Недоумевая, мы потянулись за ним, обошли дом. Оттуда был виден спуск с холма и открытое поле, на нем боевые, подседельные отцовы кони гуляли зимой. Белая, под скат идущая пустошь, до чернеющего со всех сторон леса – лет стрелы.
Тут прибежал Санталай и принес клеть, а в ней – живой заяц. Его, верно, на петлю только в тот день поймали. Отец молча отдал мне горит, а брату кивнул – и он открыл клеть.
Заяц мешком вывалился из нее, но тут же встрепенулся и большими скачками пустился по пустоши. Под горой кувыркнулся через себя и еще сильнее припустил. А отец и все братья на меня молча тяжело смотрели.

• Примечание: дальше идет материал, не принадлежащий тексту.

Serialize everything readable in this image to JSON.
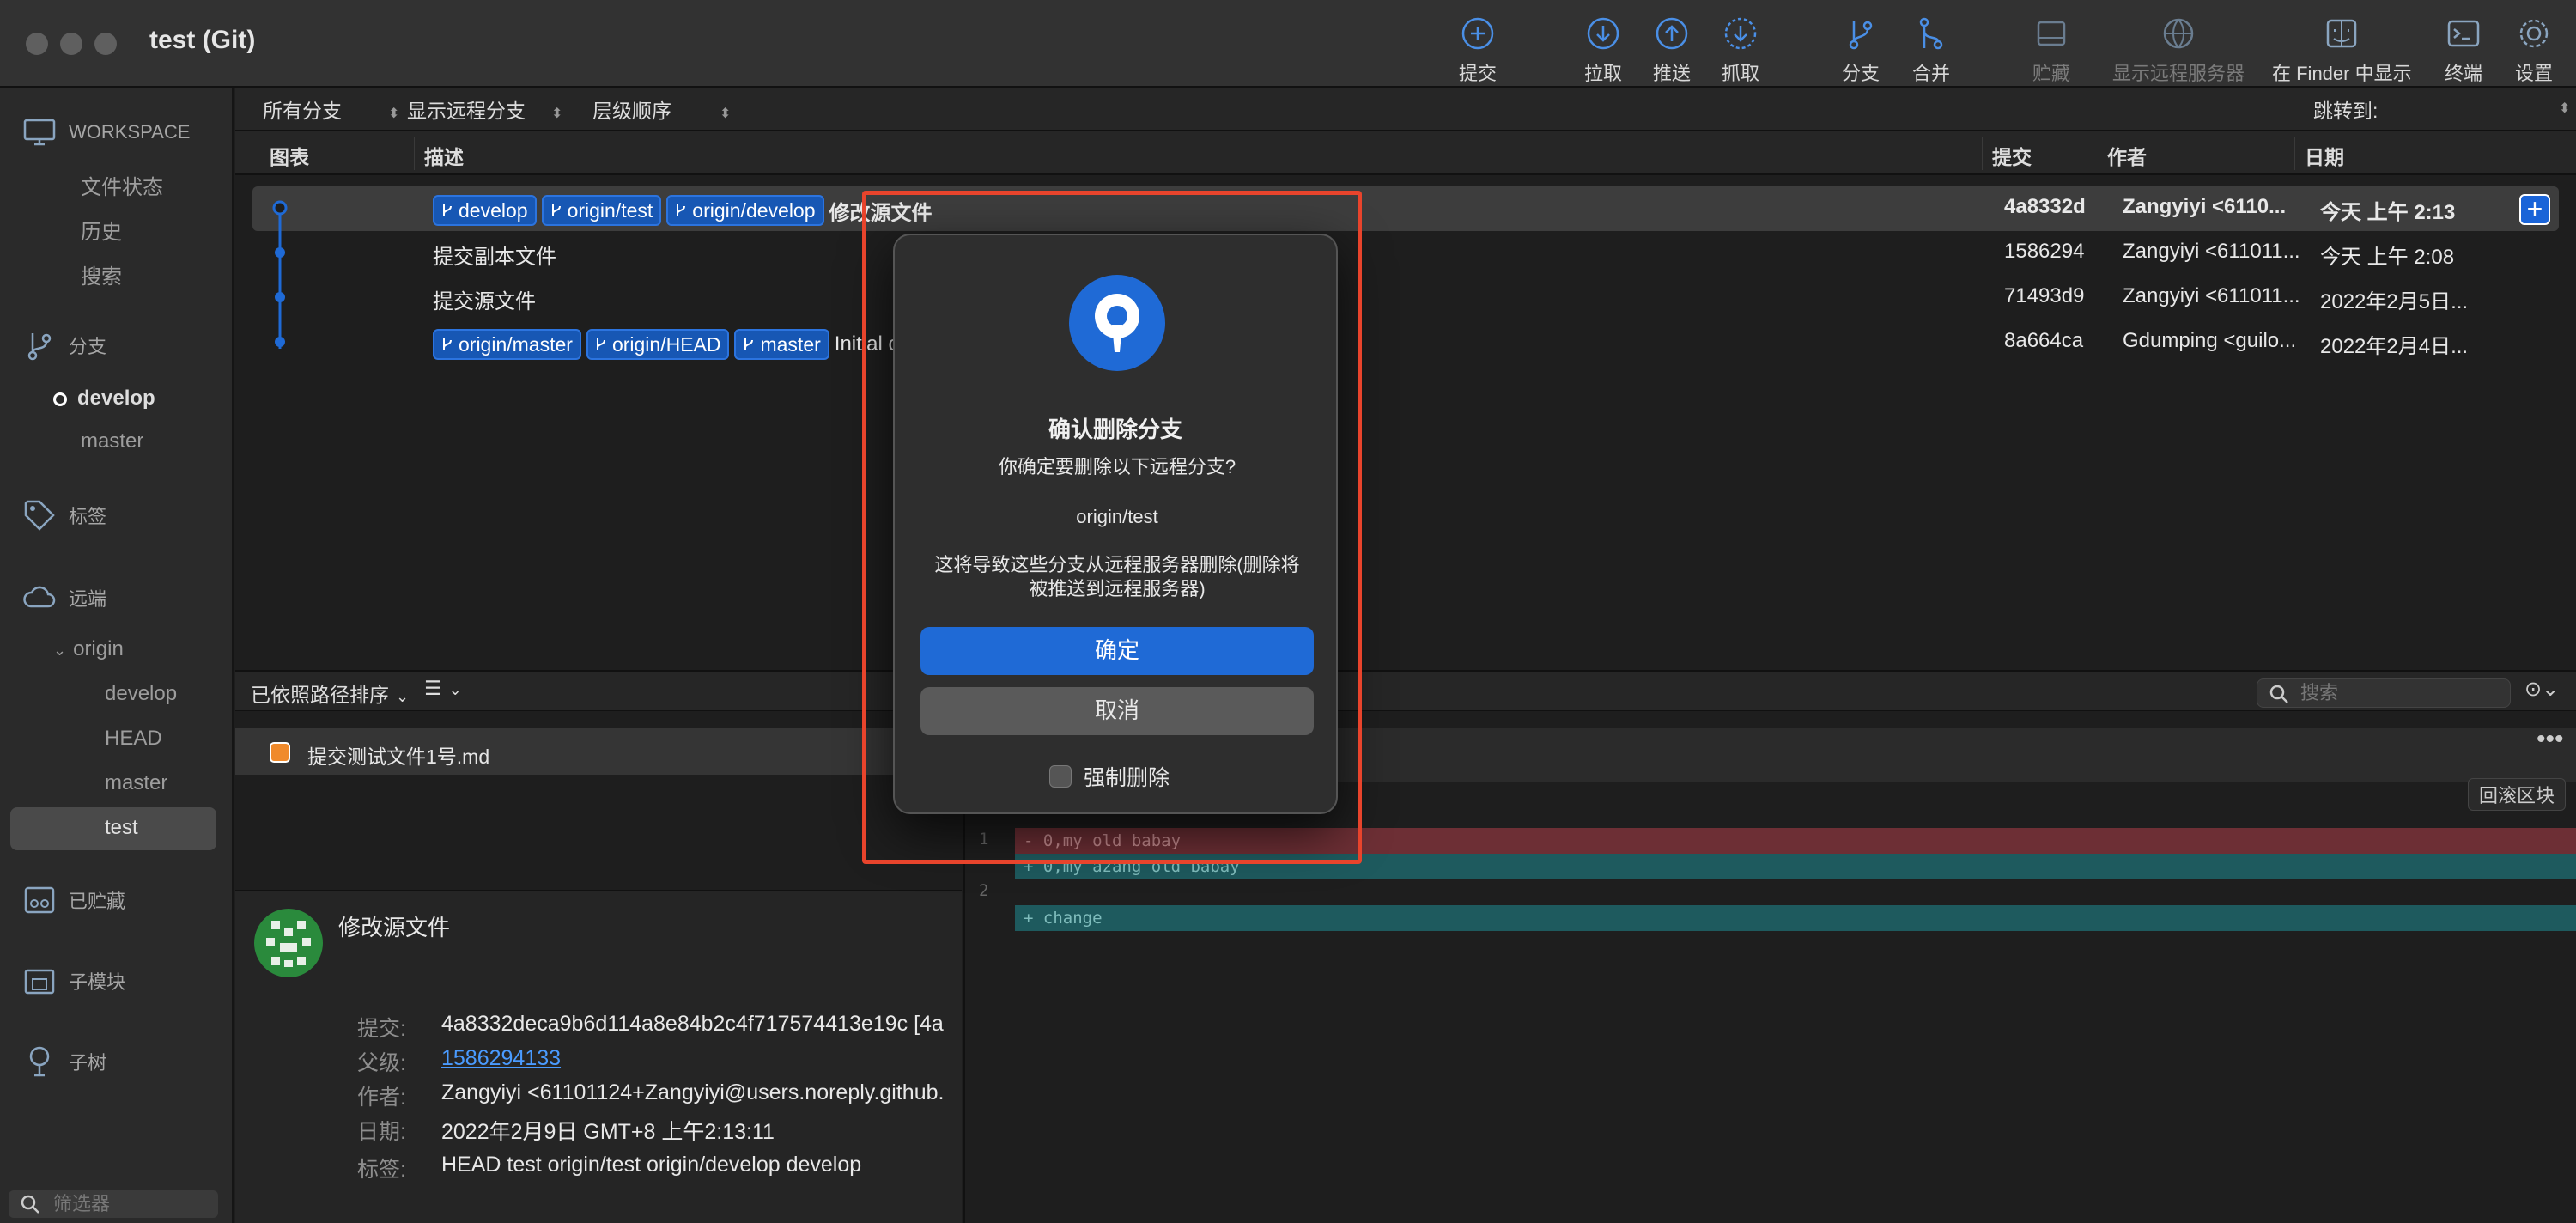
{
  "window": {
    "title": "test (Git)"
  },
  "toolbar": {
    "commit": "提交",
    "pull": "拉取",
    "push": "推送",
    "fetch": "抓取",
    "branch": "分支",
    "merge": "合并",
    "stash": "贮藏",
    "show_remote": "显示远程服务器",
    "finder": "在 Finder 中显示",
    "terminal": "终端",
    "settings": "设置"
  },
  "sidebar": {
    "workspace": "WORKSPACE",
    "file_status": "文件状态",
    "history": "历史",
    "search": "搜索",
    "branches": "分支",
    "branch_develop": "develop",
    "branch_master": "master",
    "tags": "标签",
    "remotes": "远端",
    "origin": "origin",
    "remote_develop": "develop",
    "remote_head": "HEAD",
    "remote_master": "master",
    "remote_test": "test",
    "stashes": "已贮藏",
    "submodules": "子模块",
    "subtrees": "子树",
    "filter_placeholder": "筛选器"
  },
  "filters": {
    "branches": "所有分支",
    "remote": "显示远程分支",
    "order": "层级顺序",
    "jump": "跳转到:"
  },
  "columns": {
    "graph": "图表",
    "description": "描述",
    "commit": "提交",
    "author": "作者",
    "date": "日期"
  },
  "commits": [
    {
      "tags": [
        "develop",
        "origin/test",
        "origin/develop"
      ],
      "message": "修改源文件",
      "hash": "4a8332d",
      "author": "Zangyiyi <6110...",
      "date": "今天 上午 2:13"
    },
    {
      "tags": [],
      "message": "提交副本文件",
      "hash": "1586294",
      "author": "Zangyiyi <611011...",
      "date": "今天 上午 2:08"
    },
    {
      "tags": [],
      "message": "提交源文件",
      "hash": "71493d9",
      "author": "Zangyiyi <611011...",
      "date": "2022年2月5日..."
    },
    {
      "tags": [
        "origin/master",
        "origin/HEAD",
        "master"
      ],
      "message": "Initial commit",
      "hash": "8a664ca",
      "author": "Gdumping <guilo...",
      "date": "2022年2月4日..."
    }
  ],
  "lower": {
    "sort": "已依照路径排序",
    "search_placeholder": "搜索",
    "file": "提交测试文件1号.md",
    "revert_hunk": "回滚区块"
  },
  "diff": [
    {
      "line": "1",
      "type": "del",
      "text": "- 0,my old babay"
    },
    {
      "line": "",
      "type": "add",
      "text": "+ 0,my azang old babay"
    },
    {
      "line": "2",
      "type": "blank",
      "text": ""
    },
    {
      "line": "",
      "type": "add",
      "text": "+ change"
    }
  ],
  "commit_info": {
    "message": "修改源文件",
    "commit_label": "提交:",
    "commit_value": "4a8332deca9b6d114a8e84b2c4f717574413e19c [4a",
    "parent_label": "父级:",
    "parent_value": "1586294133",
    "author_label": "作者:",
    "author_value": "Zangyiyi <61101124+Zangyiyi@users.noreply.github.",
    "date_label": "日期:",
    "date_value": "2022年2月9日 GMT+8 上午2:13:11",
    "tags_label": "标签:",
    "tags_value": "HEAD test origin/test origin/develop develop"
  },
  "dialog": {
    "title": "确认删除分支",
    "question": "你确定要删除以下远程分支?",
    "branch": "origin/test",
    "warning": "这将导致这些分支从远程服务器删除(删除将被推送到远程服务器)",
    "ok": "确定",
    "cancel": "取消",
    "force": "强制删除"
  },
  "colors": {
    "accent": "#1f6ad6",
    "tag_bg": "#1757b4",
    "highlight": "#e8442c",
    "diff_del": "#6d2f35",
    "diff_add": "#1e5a5e"
  }
}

Ни о чем в тот момент я не думала. Все движения быстры и точны были, хотя самой казалось, как во сне все делаю, через силу. Медленно-медленно открыла горит, извлекла лук, прижала на колене и натянула тетиву. Медленно-медленно достала стрелу, вложила и в белую пустошь вслед за зайцем пустила – и ээ-тай с нею.
Вскрикнула стрела, и словно я сама с ней полетела. Вмиг настигла она зайца. Всем нам хорошо было видно с холма, как в прыжке она его поймала, как от удара отлетел он в сторону и замер.
И тут братья закричали в голос, а Санталай подпрыгнул и кубарем побежал с холма. Старшие меня окружили, как парня хлопали по плечу, хвалили, называли меткой. А я словно проснулась – и только тут осознала, что произошло. Подошел и отец, обнял за плечи, тепло посмотрел, будто только сейчас признал, и сказал:
– Думал я, шестеро сыновей у меня да дочь, что нарожает внуков. Но ошибся: семь у меня сыновей. Видите? – обратился он к братьям. Санталай как раз принес зайца, насквозь пронзенного стрелой, это вновь вызвало крики и похвалы. – Видите: брат ваш младший, с нами на равных сидеть будет.
– Э, Санталай, ты теперь жениться можешь: не тебе наследовать отцу, есть у нас младшенький! – пошутил брат Бортай, и все засмеялись.
У нас было принято издревле, что младший сын наследует отцу и до того не может жениться. Только чтобы женщина наследовала, такого не бывало, и мне не понравилась шутка. Да и Луноликой матери девы, в чертоге живя, не получают наследства. Отец тоже сдвинул брови, но ничего не сказал и пошел в дом. Там отдали зайца служанкам, а сами расселись вокруг очага. Братья переговаривались, хвалили мой выстрел, а я впервые сидела с ними как равная и очень гордилась тем.
Только вдруг вспомнила про Очи. Она села у двери, не решаясь ступить на цветной войлочный ковер. Верно, впервые была под крышей и видела все в первый раз. Тепло, запах дыма и кориандра подействовали на нее, как Камкин дурман. Я стала подзывать ее, но она не шла, будто не слышала. Я догадалась, что она еще никогда не видала близко так много мужчин и стесняется.